If the header is missing or malformed:
401 Unauthorized
{
  "error": {
    "code": "unauthenticated",
    "message": "Missing or malformed Authorization header",
    "request_id": "req_8H3jK9pQ"
  }
}
If the key is valid but doesn’t carry the scope this endpoint requires:
403 Forbidden
{
  "error": {
    "code": "forbidden_scope",
    "message": "This endpoint requires the `write` scope",
    "request_id": "req_..."
  }
}
The request_id value is useful when emailing support - it lets us trace your exact request in our logs.

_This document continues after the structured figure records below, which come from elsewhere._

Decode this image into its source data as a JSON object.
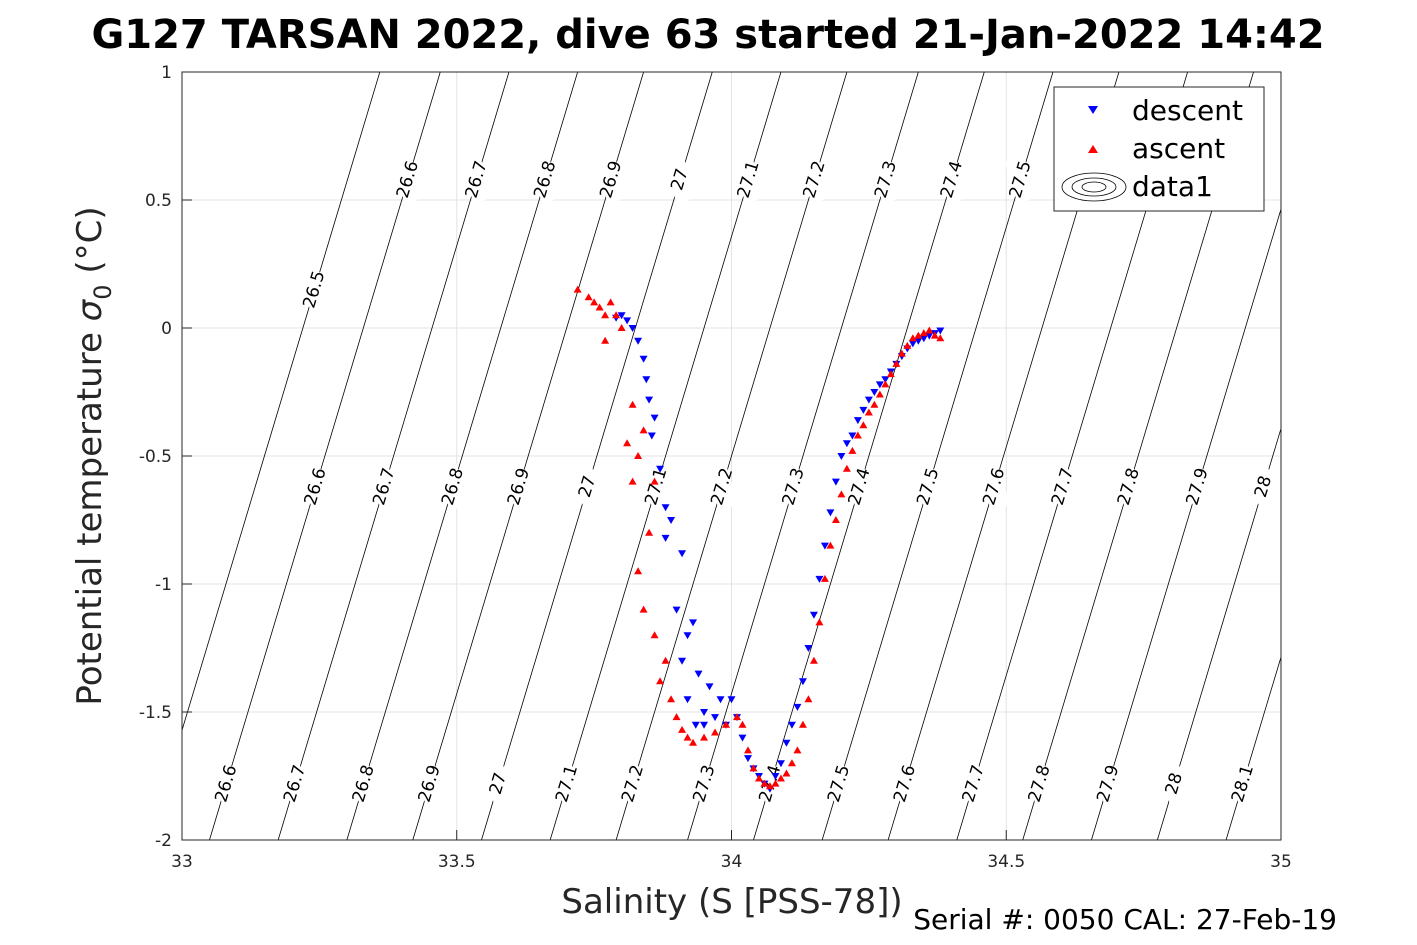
{
  "chart_data": {
    "type": "scatter",
    "title": "G127 TARSAN 2022, dive 63 started 21-Jan-2022 14:42",
    "xlabel": "Salinity (S [PSS-78])",
    "ylabel_main": "Potential temperature ",
    "ylabel_symbol": "σ",
    "ylabel_sub": "0",
    "ylabel_unit": " (°C)",
    "xlim": [
      33,
      35
    ],
    "ylim": [
      -2,
      1
    ],
    "x_ticks": [
      33,
      33.5,
      34,
      34.5,
      35
    ],
    "x_tick_labels": [
      "33",
      "33.5",
      "34",
      "34.5",
      "35"
    ],
    "y_ticks": [
      -2,
      -1.5,
      -1,
      -0.5,
      0,
      0.5,
      1
    ],
    "y_tick_labels": [
      "-2",
      "-1.5",
      "-1",
      "-0.5",
      "0",
      "0.5",
      "1"
    ],
    "grid": true,
    "legend_position": "top-right",
    "footer": "Serial #: 0050  CAL: 27-Feb-19",
    "density_contours": {
      "levels": [
        26.5,
        26.6,
        26.7,
        26.8,
        26.9,
        27.0,
        27.1,
        27.2,
        27.3,
        27.4,
        27.5,
        27.6,
        27.7,
        27.8,
        27.9,
        28.0,
        28.1
      ],
      "level_labels": [
        "26.5",
        "26.6",
        "26.7",
        "26.8",
        "26.9",
        "27",
        "27.1",
        "27.2",
        "27.3",
        "27.4",
        "27.5",
        "27.6",
        "27.7",
        "27.8",
        "27.9",
        "28",
        "28.1"
      ],
      "salinity_at_t_minus2": [
        32.94,
        33.05,
        33.175,
        33.3,
        33.42,
        33.545,
        33.67,
        33.79,
        33.92,
        34.04,
        34.165,
        34.285,
        34.41,
        34.53,
        34.655,
        34.775,
        34.9
      ],
      "dS_dT": 0.14,
      "label_rows": [
        {
          "t": 0.58,
          "levels": [
            "26.6",
            "26.7",
            "26.8",
            "26.9",
            "27",
            "27.1",
            "27.2",
            "27.3",
            "27.4",
            "27.5",
            "27.6",
            "27.7"
          ]
        },
        {
          "t": -0.62,
          "levels": [
            "26.6",
            "26.7",
            "26.8",
            "26.9",
            "27",
            "27.1",
            "27.2",
            "27.3",
            "27.4",
            "27.5",
            "27.6",
            "27.7",
            "27.8",
            "27.9",
            "28",
            "28.1"
          ]
        },
        {
          "t": -1.78,
          "levels": [
            "26.6",
            "26.7",
            "26.8",
            "26.9",
            "27",
            "27.1",
            "27.2",
            "27.3",
            "27.4",
            "27.5",
            "27.6",
            "27.7",
            "27.8",
            "27.9",
            "28",
            "28.1"
          ]
        },
        {
          "t": 0.15,
          "levels": [
            "26.5"
          ]
        }
      ]
    },
    "series": [
      {
        "name": "descent",
        "color": "#0000ff",
        "marker": "triangle-down",
        "x": [
          33.79,
          33.8,
          33.81,
          33.82,
          33.83,
          33.84,
          33.845,
          33.85,
          33.86,
          33.855,
          33.87,
          33.88,
          33.89,
          33.88,
          33.91,
          33.9,
          33.93,
          33.92,
          33.91,
          33.94,
          33.92,
          33.935,
          33.95,
          33.96,
          33.98,
          33.97,
          33.95,
          33.99,
          34.0,
          34.01,
          34.02,
          34.03,
          34.04,
          34.05,
          34.06,
          34.07,
          34.08,
          34.09,
          34.1,
          34.11,
          34.12,
          34.13,
          34.14,
          34.15,
          34.16,
          34.17,
          34.18,
          34.19,
          34.2,
          34.21,
          34.22,
          34.23,
          34.24,
          34.25,
          34.26,
          34.27,
          34.28,
          34.29,
          34.3,
          34.31,
          34.32,
          34.33,
          34.34,
          34.35,
          34.36,
          34.37,
          34.38
        ],
        "y": [
          0.04,
          0.05,
          0.03,
          0.0,
          -0.05,
          -0.12,
          -0.2,
          -0.28,
          -0.35,
          -0.42,
          -0.55,
          -0.7,
          -0.75,
          -0.82,
          -0.88,
          -1.1,
          -1.15,
          -1.2,
          -1.3,
          -1.35,
          -1.45,
          -1.55,
          -1.5,
          -1.4,
          -1.45,
          -1.52,
          -1.55,
          -1.55,
          -1.45,
          -1.52,
          -1.6,
          -1.68,
          -1.72,
          -1.75,
          -1.78,
          -1.8,
          -1.75,
          -1.7,
          -1.62,
          -1.55,
          -1.48,
          -1.38,
          -1.25,
          -1.12,
          -0.98,
          -0.85,
          -0.72,
          -0.6,
          -0.5,
          -0.45,
          -0.42,
          -0.36,
          -0.32,
          -0.28,
          -0.25,
          -0.22,
          -0.2,
          -0.17,
          -0.14,
          -0.11,
          -0.08,
          -0.06,
          -0.05,
          -0.04,
          -0.03,
          -0.02,
          -0.01
        ]
      },
      {
        "name": "ascent",
        "color": "#ff0000",
        "marker": "triangle-up",
        "x": [
          33.72,
          33.74,
          33.75,
          33.76,
          33.77,
          33.8,
          33.82,
          33.84,
          33.83,
          33.81,
          33.82,
          33.85,
          33.83,
          33.84,
          33.86,
          33.88,
          33.87,
          33.89,
          33.9,
          33.91,
          33.92,
          33.93,
          33.95,
          33.97,
          33.99,
          34.01,
          34.02,
          34.03,
          34.04,
          34.05,
          34.06,
          34.07,
          34.08,
          34.09,
          34.1,
          34.11,
          34.12,
          34.13,
          34.14,
          34.15,
          34.16,
          34.17,
          34.18,
          34.19,
          34.2,
          34.21,
          34.22,
          34.23,
          34.24,
          34.25,
          34.26,
          34.27,
          34.28,
          34.29,
          34.3,
          34.31,
          34.32,
          34.33,
          34.34,
          34.35,
          34.36,
          34.37,
          34.38,
          33.86,
          33.79,
          33.78,
          33.77
        ],
        "y": [
          0.15,
          0.12,
          0.1,
          0.08,
          0.05,
          0.0,
          -0.3,
          -0.4,
          -0.5,
          -0.45,
          -0.6,
          -0.8,
          -0.95,
          -1.1,
          -1.2,
          -1.3,
          -1.38,
          -1.45,
          -1.52,
          -1.57,
          -1.6,
          -1.62,
          -1.6,
          -1.58,
          -1.55,
          -1.52,
          -1.55,
          -1.65,
          -1.72,
          -1.76,
          -1.78,
          -1.79,
          -1.78,
          -1.76,
          -1.74,
          -1.7,
          -1.65,
          -1.55,
          -1.45,
          -1.3,
          -1.15,
          -0.98,
          -0.85,
          -0.75,
          -0.65,
          -0.55,
          -0.48,
          -0.42,
          -0.38,
          -0.33,
          -0.3,
          -0.26,
          -0.22,
          -0.18,
          -0.14,
          -0.1,
          -0.07,
          -0.04,
          -0.03,
          -0.02,
          -0.01,
          -0.03,
          -0.04,
          -0.6,
          0.05,
          0.1,
          -0.05
        ]
      }
    ],
    "legend": [
      {
        "label": "descent",
        "symbol": "triangle-down",
        "color": "#0000ff"
      },
      {
        "label": "ascent",
        "symbol": "triangle-up",
        "color": "#ff0000"
      },
      {
        "label": "data1",
        "symbol": "contour-ellipses",
        "color": "#000000"
      }
    ]
  }
}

Short-lived upload tokens (cap_upload_*)

The Venture Form Widget — used to embed pitch-deck upload into public application forms — does not use Personal Access Tokens. Long-lived cap_inv_* keys must never ship to a browser. Instead, public form uploads use a two-step token flow that mirrors S3 presigned POSTs:
  1. The widget calls POST /v1/uploads/sign with an opaque, server-allowlisted form_id. No auth header required.
  2. Caplia returns a cap_upload_<jwt> token — HMAC-signed, 5-minute TTL, single-use, bound to one upload with a max size and MIME type.
  3. The widget POSTs the PDF to POST /v1/uploads/decks with Authorization: Bearer cap_upload_<jwt>.
You never mint or manage cap_upload_* tokens by hand — Caplia issues them on behalf of allowlisted forms. They’re not interchangeable with cap_inv_* keys and they can’t read any data; they exist purely to authorise a single deck submission. See Venture Form Widget for the full integration guide.

Revoking a key

In Settings → API Keys, click the Revoke button on the row. Revocation is immediate - the next request with that key returns 401 within seconds. If you suspect a key has leaked:
  1. Revoke first - don’t wait
  2. Then investigate where it leaked (commit history, logs, screenshots)
  3. Mint a new key, rotate any integrations that use the old one

Security best practices

  • Never commit keys to source control. Use environment variables or a secret manager.
  • Use one key per integration. If your CRM and your internal dashboard both call the API, give them separate keys. If one leaks you can revoke without breaking the other.
  • Use the least-privilege scope. Use read if the integration only reads. Reserve write for systems that actually push data in.
  • Rotate periodically. Caplia doesn’t enforce expiration today, but rotating every 90 days is good hygiene.
  • Watch the last_used_at timestamp in Settings → API Keys. A key that should be active but isn’t has either been replaced or your integration is broken.

What lives in logs

We log:
  • The first 12 characters of the key (cap_inv_live) plus the last 4 characters
  • The endpoint, status code, and request_id
  • The user the key belongs to
We never log:
  • The full plaintext key
  • The Authorization header
  • Request bodies (including uploaded files)
If you see a full key in a log line anywhere - Caplia’s, your CRM’s, your own - treat it as a leak.